Quantum physicists at Griffith University have unveiled a new paradox that says, when it comes to certain long-held beliefs about nature, "something's gotta give."
Quantum theory is practically perfect at predicting the behavior we observe when we perform experiments on tiny objects like atoms. But applying quantum theory at scales much larger than atoms, in particular to observers who make the measurements, raises difficult conceptual issues.
In a paper published in Nature Physics, an international team led from Griffith University in Australia has sharpened those issues into a new paradox.
"The paradox means that if quantum theory works to describe observers, scientists would have to give up one of three cherished assumptions about the world," said Associate Professor Eric Cavalcanti, a senior theory author on the paper.
"The first assumption is that when a measurement is made, the observed outcome is a real, single event in the world. This assumption rules out, for example, the idea that the universe can split, with different outcomes being observed in different parallel universes."

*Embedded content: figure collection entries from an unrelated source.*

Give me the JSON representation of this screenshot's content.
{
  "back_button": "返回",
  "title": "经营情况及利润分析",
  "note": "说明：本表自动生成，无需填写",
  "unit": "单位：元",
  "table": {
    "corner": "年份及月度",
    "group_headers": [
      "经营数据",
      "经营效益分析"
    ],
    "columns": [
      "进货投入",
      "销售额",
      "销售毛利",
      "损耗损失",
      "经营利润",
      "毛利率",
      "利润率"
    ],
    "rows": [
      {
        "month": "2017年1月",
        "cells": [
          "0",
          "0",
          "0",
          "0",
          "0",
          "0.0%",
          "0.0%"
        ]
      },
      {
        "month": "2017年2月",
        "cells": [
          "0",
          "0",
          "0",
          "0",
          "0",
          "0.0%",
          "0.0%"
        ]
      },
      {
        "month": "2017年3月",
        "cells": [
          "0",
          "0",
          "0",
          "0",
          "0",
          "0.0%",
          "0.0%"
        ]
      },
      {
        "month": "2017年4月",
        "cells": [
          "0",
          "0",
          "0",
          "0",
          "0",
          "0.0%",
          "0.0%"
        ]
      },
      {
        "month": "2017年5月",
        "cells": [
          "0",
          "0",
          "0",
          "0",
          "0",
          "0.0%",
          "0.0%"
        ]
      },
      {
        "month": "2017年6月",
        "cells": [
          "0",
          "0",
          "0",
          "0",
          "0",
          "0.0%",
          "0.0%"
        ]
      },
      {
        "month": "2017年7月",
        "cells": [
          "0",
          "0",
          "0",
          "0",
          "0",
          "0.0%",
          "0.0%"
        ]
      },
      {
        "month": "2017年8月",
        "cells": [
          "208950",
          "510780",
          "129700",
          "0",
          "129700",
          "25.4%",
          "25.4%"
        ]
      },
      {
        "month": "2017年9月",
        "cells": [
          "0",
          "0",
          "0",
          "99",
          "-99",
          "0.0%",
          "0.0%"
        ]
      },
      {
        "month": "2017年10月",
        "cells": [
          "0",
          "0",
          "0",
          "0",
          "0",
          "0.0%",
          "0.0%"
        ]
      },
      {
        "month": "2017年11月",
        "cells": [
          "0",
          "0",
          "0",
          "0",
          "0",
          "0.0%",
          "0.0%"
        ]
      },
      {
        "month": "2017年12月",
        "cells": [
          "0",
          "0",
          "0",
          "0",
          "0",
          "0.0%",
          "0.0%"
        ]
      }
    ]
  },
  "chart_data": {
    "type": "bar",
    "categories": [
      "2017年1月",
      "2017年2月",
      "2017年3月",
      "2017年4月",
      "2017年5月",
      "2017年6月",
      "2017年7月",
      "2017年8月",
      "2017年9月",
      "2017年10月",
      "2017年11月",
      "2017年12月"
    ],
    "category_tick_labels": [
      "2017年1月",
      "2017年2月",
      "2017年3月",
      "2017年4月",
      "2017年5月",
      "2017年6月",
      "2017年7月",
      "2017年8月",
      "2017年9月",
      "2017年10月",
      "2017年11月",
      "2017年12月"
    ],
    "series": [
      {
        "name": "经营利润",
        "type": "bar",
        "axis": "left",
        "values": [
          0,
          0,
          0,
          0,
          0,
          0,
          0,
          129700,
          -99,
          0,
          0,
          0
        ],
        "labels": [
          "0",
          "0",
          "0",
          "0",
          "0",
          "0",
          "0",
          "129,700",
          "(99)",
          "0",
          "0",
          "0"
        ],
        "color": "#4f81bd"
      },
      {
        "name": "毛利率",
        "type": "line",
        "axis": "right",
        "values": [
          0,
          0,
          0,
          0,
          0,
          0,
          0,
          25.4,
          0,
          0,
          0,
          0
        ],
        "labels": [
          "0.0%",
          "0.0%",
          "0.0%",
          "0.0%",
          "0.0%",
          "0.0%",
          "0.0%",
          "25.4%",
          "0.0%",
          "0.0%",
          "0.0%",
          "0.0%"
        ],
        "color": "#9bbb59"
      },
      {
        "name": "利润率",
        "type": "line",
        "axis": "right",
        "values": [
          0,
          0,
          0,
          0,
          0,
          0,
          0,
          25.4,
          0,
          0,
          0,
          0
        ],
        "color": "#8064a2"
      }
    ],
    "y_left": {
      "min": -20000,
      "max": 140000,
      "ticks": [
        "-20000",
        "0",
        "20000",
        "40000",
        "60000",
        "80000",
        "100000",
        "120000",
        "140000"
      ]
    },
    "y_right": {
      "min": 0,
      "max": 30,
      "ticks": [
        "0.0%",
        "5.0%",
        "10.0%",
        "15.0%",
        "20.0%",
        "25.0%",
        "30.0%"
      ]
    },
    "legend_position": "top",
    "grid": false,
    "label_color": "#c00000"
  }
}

"The second assumption is that experimental settings can be freely chosen, allowing us to perform randomized trials. And the third assumption is that once such a free choice is made, its influence cannot spread out into the universe faster than light," he said.
"Each of these fundamental assumptions seems entirely reasonable, and is widely believed. However, it is also widely believed that quantum experiments can be scaled up to larger systems, even to the level of observers. But we show that one of these widely held beliefs must be wrong! Giving up any one of them has far-reaching consequences for our understanding of the world."
The team has established the paradox by analyzing a scenario with well-separated entangled quantum particles combined with a quantum "observer"—a quantum system which can be manipulated and measured from the outside, but which can itself make measurements on a quantum particle.
"Based on the three fundamental assumptions, we have mathematically determined limits on what experimental results are possible in this scenario. But quantum theory, when applied to observers, predicts results which violate these limits. In fact, we have already performed a proof-of-principle experiment using entangled photons (particles of light)," said Dr. Nora Tischler, a senior experimental author. "And we found a violation just as quantum theory predicted."
"But our 'observer' had a very small brain, so to speak. It has just two memory states, which are realized as two different paths for a photon. That's why we call it a proof-of-principle experiment, not a conclusive demonstration that one of the three fundamental assumptions in our paradox must be wrong," she said.
"For a more definitive implementation of the paradox, our dream experiment is one where the quantum observer is a human-level artificial intelligence program running on a massive quantum computer," said Professor Howard Wiseman, the leader of the project and Director of Griffith's Center for Quantum Dynamics, where the theoretical and experimental teams are based.
"That would be a pretty convincing test of whether quantum theory fails for observers, or whether one of the three fundamental assumptions is false. But that's probably decades away."
The Center for Quantum Dynamics laboratory in which the experiment was performed is also part of the Center for Quantum Computation and Communication Technology, an Australian Research Council Center of Excellence.
"It has long been recognized that quantum computers will revolutionize our ability to solve hard computational problems," Professor Wiseman said.
"What we didn't realize until we started this research is that they may also help answer hard philosophical problems—the nature of the physical world, the mental world, and their relationship."